Der Gründer der Enthüllungsplattform Wikileaks, Julian Assange, hat erneut Rückschläge im juristischen Tauziehen um seine geplante Auslieferung in die USA hinnehmen müssen. Ein Richter am Londoner High Court lehnte zwei von Assanges Anwälten eingereichte Anträge auf Berufung ab. Dies geht aus Gerichtsdokumenten hervor, die der Deutschen Presse-Agentur am Freitag vorlagen.
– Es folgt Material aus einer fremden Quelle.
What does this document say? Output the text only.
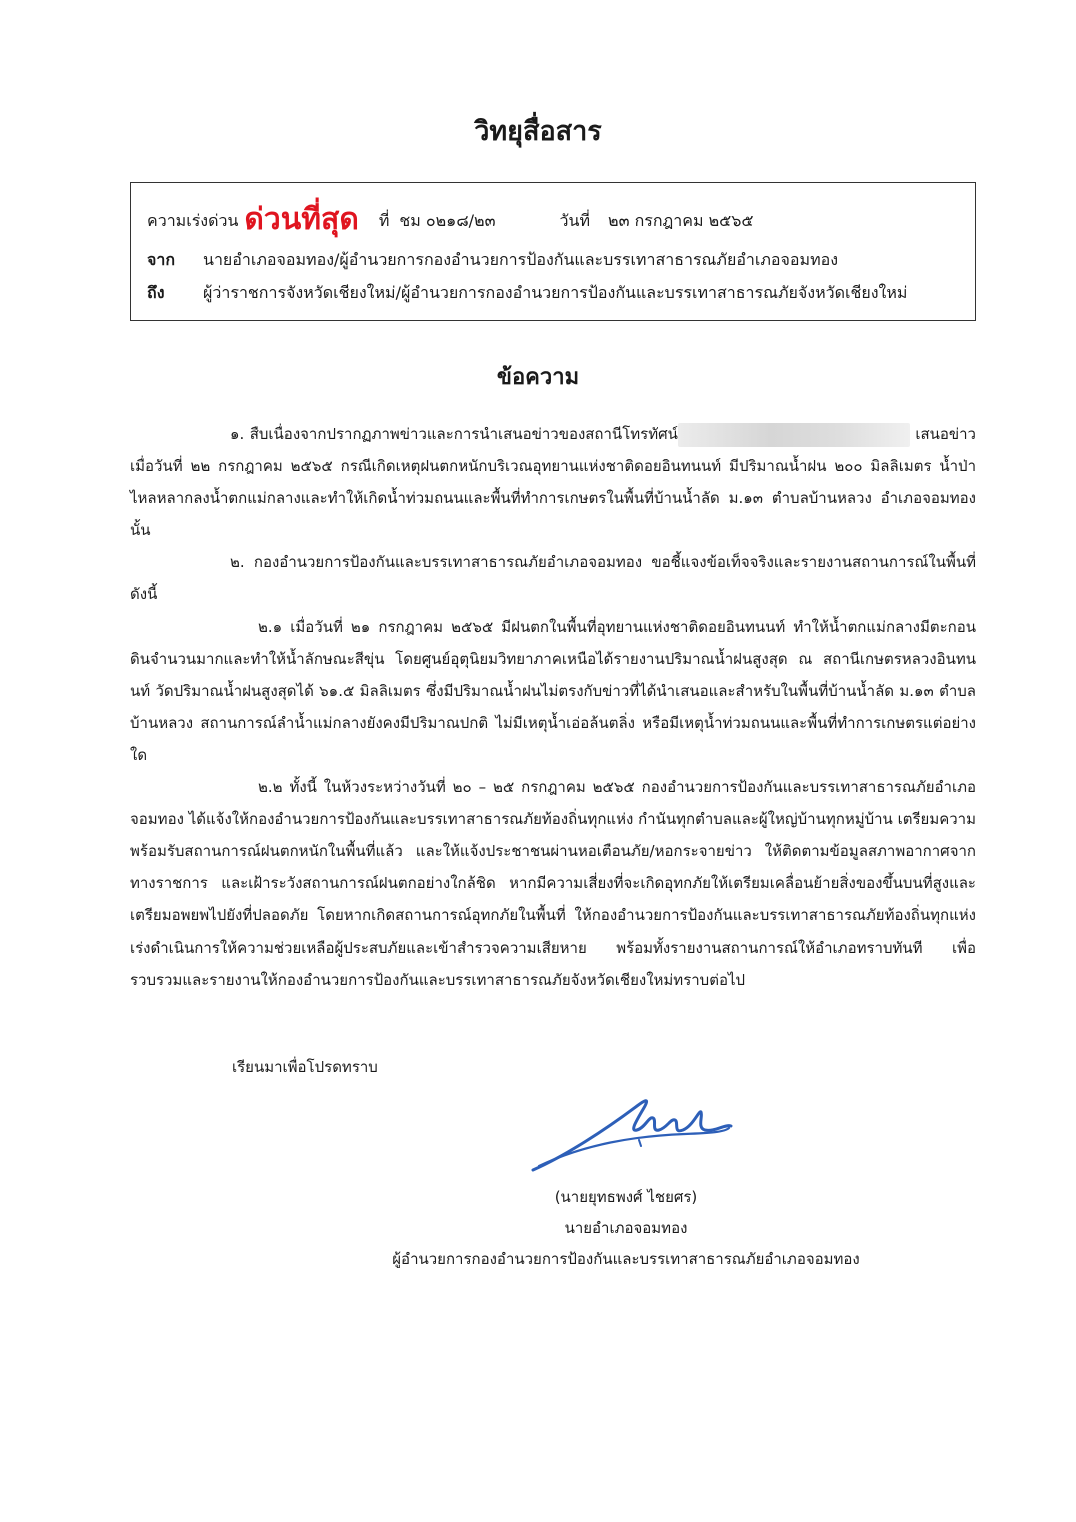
วิทยุสื่อสาร
ความเร่งด่วน ด่วนที่สุด ที่ ชม ๐๒๑๘/๒๓	วันที่ ๒๓ กรกฎาคม ๒๕๖๕
จาก	นายอำเภอจอมทอง/ผู้อำนวยการกองอำนวยการป้องกันและบรรเทาสาธารณภัยอำเภอจอมทอง
ถึง	ผู้ว่าราชการจังหวัดเชียงใหม่/ผู้อำนวยการกองอำนวยการป้องกันและบรรเทาสาธารณภัยจังหวัดเชียงใหม่
ข้อความ

๑. สืบเนื่องจากปรากฏภาพข่าวและการนำเสนอข่าวของสถานีโทรทัศน์	เสนอข่าวเมื่อวันที่ ๒๒ กรกฎาคม ๒๕๖๕ กรณีเกิดเหตุฝนตกหนักบริเวณอุทยานแห่งชาติดอยอินทนนท์ มีปริมาณน้ำฝน ๒๐๐ มิลลิเมตร น้ำป่าไหลหลากลงน้ำตกแม่กลางและทำให้เกิดน้ำท่วมถนนและพื้นที่ทำการเกษตรในพื้นที่บ้านน้ำลัด ม.๑๓ ตำบลบ้านหลวง อำเภอจอมทอง นั้น

๒. กองอำนวยการป้องกันและบรรเทาสาธารณภัยอำเภอจอมทอง ขอชี้แจงข้อเท็จจริงและรายงานสถานการณ์ในพื้นที่ ดังนี้

๒.๑ เมื่อวันที่ ๒๑ กรกฎาคม ๒๕๖๕ มีฝนตกในพื้นที่อุทยานแห่งชาติดอยอินทนนท์ ทำให้น้ำตกแม่กลางมีตะกอนดินจำนวนมากและทำให้น้ำลักษณะสีขุ่น โดยศูนย์อุตุนิยมวิทยาภาคเหนือได้รายงานปริมาณน้ำฝนสูงสุด ณ สถานีเกษตรหลวงอินทนนท์ วัดปริมาณน้ำฝนสูงสุดได้ ๖๑.๕ มิลลิเมตร ซึ่งมีปริมาณน้ำฝนไม่ตรงกับข่าวที่ได้นำเสนอและสำหรับในพื้นที่บ้านน้ำลัด ม.๑๓ ตำบลบ้านหลวง สถานการณ์ลำน้ำแม่กลางยังคงมีปริมาณปกติ ไม่มีเหตุน้ำเอ่อล้นตลิ่ง หรือมีเหตุน้ำท่วมถนนและพื้นที่ทำการเกษตรแต่อย่างใด

๒.๒ ทั้งนี้ ในห้วงระหว่างวันที่ ๒๐ – ๒๕ กรกฎาคม ๒๕๖๕ กองอำนวยการป้องกันและบรรเทาสาธารณภัยอำเภอจอมทอง ได้แจ้งให้กองอำนวยการป้องกันและบรรเทาสาธารณภัยท้องถิ่นทุกแห่ง กำนันทุกตำบลและผู้ใหญ่บ้านทุกหมู่บ้าน เตรียมความพร้อมรับสถานการณ์ฝนตกหนักในพื้นที่แล้ว และให้แจ้งประชาชนผ่านหอเตือนภัย/หอกระจายข่าว ให้ติดตามข้อมูลสภาพอากาศจากทางราชการ และเฝ้าระวังสถานการณ์ฝนตกอย่างใกล้ชิด หากมีความเสี่ยงที่จะเกิดอุทกภัยให้เตรียมเคลื่อนย้ายสิ่งของขึ้นบนที่สูงและเตรียมอพยพไปยังที่ปลอดภัย โดยหากเกิดสถานการณ์อุทกภัยในพื้นที่ ให้กองอำนวยการป้องกันและบรรเทาสาธารณภัยท้องถิ่นทุกแห่งเร่งดำเนินการให้ความช่วยเหลือผู้ประสบภัยและเข้าสำรวจความเสียหาย พร้อมทั้งรายงานสถานการณ์ให้อำเภอทราบทันที เพื่อรวบรวมและรายงานให้กองอำนวยการป้องกันและบรรเทาสาธารณภัยจังหวัดเชียงใหม่ทราบต่อไป

เรียนมาเพื่อโปรดทราบ
(นายยุทธพงศ์ ไชยศร)
นายอำเภอจอมทอง
ผู้อำนวยการกองอำนวยการป้องกันและบรรเทาสาธารณภัยอำเภอจอมทอง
Assange wollte sowohl gegen die ursprüngliche Gerichtsentscheidung über seine Auslieferung als auch gegen den Auslieferungsbescheid der britischen Regierung in Berufung gehen. Beide Anträge beschied der Richter jedoch als unzulässig, wie aus den auf Dienstag datierten Dokumenten hervorgeht.
Die Gefahr, dass der 51-Jährige tatsächlich an die USA überstellt werde, sei »nun so real wie nie zuvor«, teilte die Organisation Reporter ohne Grenzen (RSF) als Reaktion auf die Ablehnung mit. Sie rief die US-Regierung dazu auf, dem »unerbittlichen Feldzug gegen Assange ein Ende zu setzen«. An US-Präsident Joe Biden gerichtet, sagte RSF-Geschäftsführer Christian Mihr: »Lassen Sie die Anklage fallen, stellen Sie das Verfahren ein und ermöglichen Sie, dass Julian Assange umgehend freikommt.«
Weiterhin optimistisch
Assanges Frau Stella schrieb auf Twitter, der gebürtige Australier werde in der kommenden Woche einen weiteren Antrag am High Court stellen. Dieser werde bei einer öffentlichen Anhörung von zwei Richtern geprüft. »Wir sind weiterhin optimistisch, dass wir uns durchsetzen werden und Julian nicht an die USA ausgeliefert wird«, schrieb Stella Assange. RSF zufolge bleibt andernfalls nur noch der Gang vor den Europäischen Gerichtshof für Menschenrechte. Doch sei fraglich, ob dessen Entscheidung die Auslieferung verhindern könne.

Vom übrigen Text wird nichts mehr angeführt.